Filing for Chapter 13 bankruptcy can provide a debtor a chance to repay their debts over time while protecting their assets. Many people who file for bankruptcy protection may not qualify for debt elimination through Chapter 7 bankruptcy, and will be granted a Chapter 13 case instead. However, some people may have their case dismissed either because (a) they experienced further financial hardships that would prevent them from repaying their debts or (b) failed to comply with the bankruptcy laws. Once a case is dismissed, seeking bankruptcy protection again may be problematic.
The most common reasons for requesting a voluntary dismissal is (a) they can repay the debts outside of bankruptcy or (b) suffered an additional financial hardship and felt they may qualify for Chapter 7. In these cases the bankruptcy court may allow them to re-file for Chapter 13 protection immediately after the case is dismissed.

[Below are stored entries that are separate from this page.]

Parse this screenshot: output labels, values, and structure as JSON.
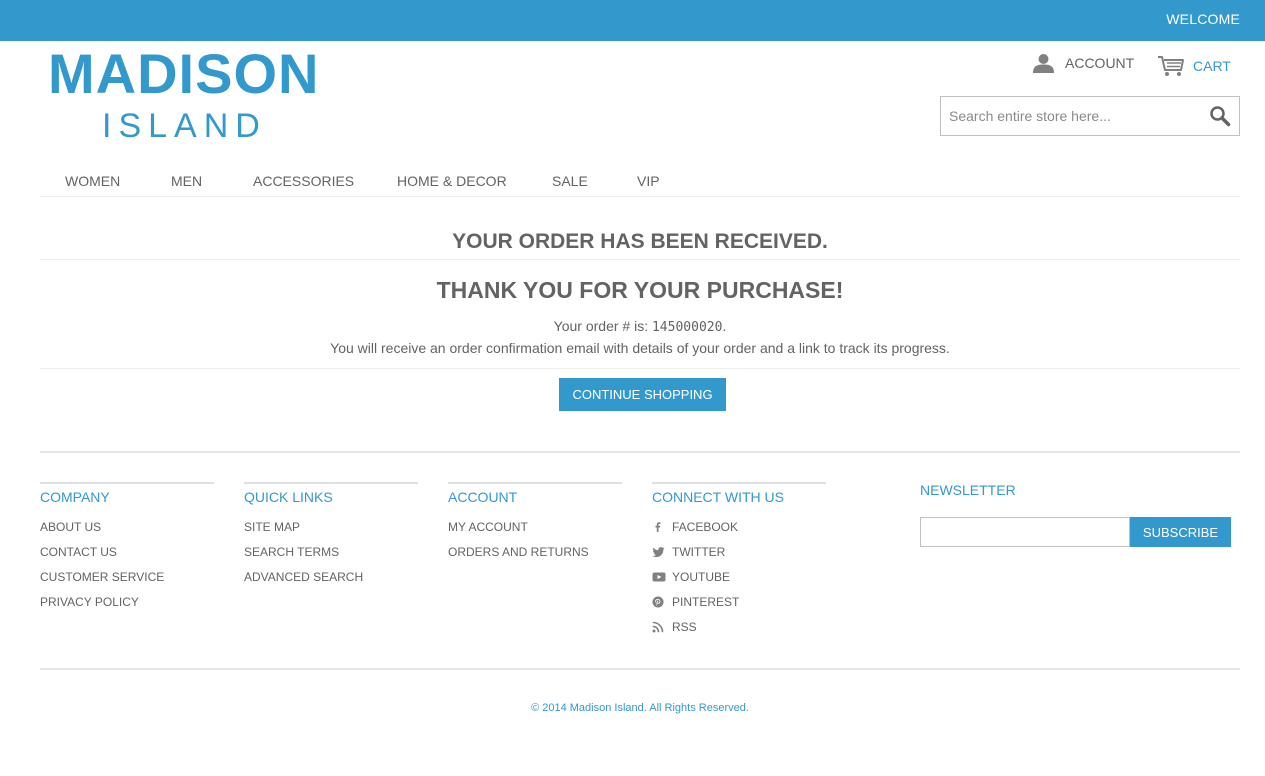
{
  "header": {
    "welcome": "WELCOME",
    "logo_line1": "MADISON",
    "logo_line2": "ISLAND",
    "account_label": "ACCOUNT",
    "cart_label": "CART",
    "search_placeholder": "Search entire store here..."
  },
  "nav": {
    "items": [
      "WOMEN",
      "MEN",
      "ACCESSORIES",
      "HOME & DECOR",
      "SALE",
      "VIP"
    ]
  },
  "main": {
    "title": "YOUR ORDER HAS BEEN RECEIVED.",
    "thank_you": "THANK YOU FOR YOUR PURCHASE!",
    "order_prefix": "Your order # is: ",
    "order_number": "145000020",
    "order_suffix": ".",
    "confirmation": "You will receive an order confirmation email with details of your order and a link to track its progress.",
    "continue_label": "CONTINUE SHOPPING"
  },
  "footer": {
    "company": {
      "title": "COMPANY",
      "items": [
        "ABOUT US",
        "CONTACT US",
        "CUSTOMER SERVICE",
        "PRIVACY POLICY"
      ]
    },
    "quick_links": {
      "title": "QUICK LINKS",
      "items": [
        "SITE MAP",
        "SEARCH TERMS",
        "ADVANCED SEARCH"
      ]
    },
    "account": {
      "title": "ACCOUNT",
      "items": [
        "MY ACCOUNT",
        "ORDERS AND RETURNS"
      ]
    },
    "connect": {
      "title": "CONNECT WITH US",
      "items": [
        "FACEBOOK",
        "TWITTER",
        "YOUTUBE",
        "PINTEREST",
        "RSS"
      ],
      "icons": [
        "facebook-icon",
        "twitter-icon",
        "youtube-icon",
        "pinterest-icon",
        "rss-icon"
      ]
    },
    "newsletter": {
      "title": "NEWSLETTER",
      "subscribe_label": "SUBSCRIBE",
      "email_value": ""
    },
    "copyright": "© 2014 Madison Island. All Rights Reserved."
  },
  "colors": {
    "accent": "#3399cc",
    "text": "#636363",
    "divider": "#ededed"
  }
}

If there are any problems that arise with creditors disputing debt liabilities or the debtor has not completed the necessary paperwork, the re-file may be prohibited until these matters are resolved.
A bankruptcy case may be dismissed by the court if (a) there is suspicion of fraud, (b) the debtor failed to complete the paperwork or payments, or (c) there is doubt as whether the debtor could repay the debts outside of court. The debtor may be required to wait up to 180 days before being able to re-file the case. Re-filed cases may only be granted a reduced automatic stay, rather than an indefinite one. In other words, they would only be protected from creditor collections for a brief period of time.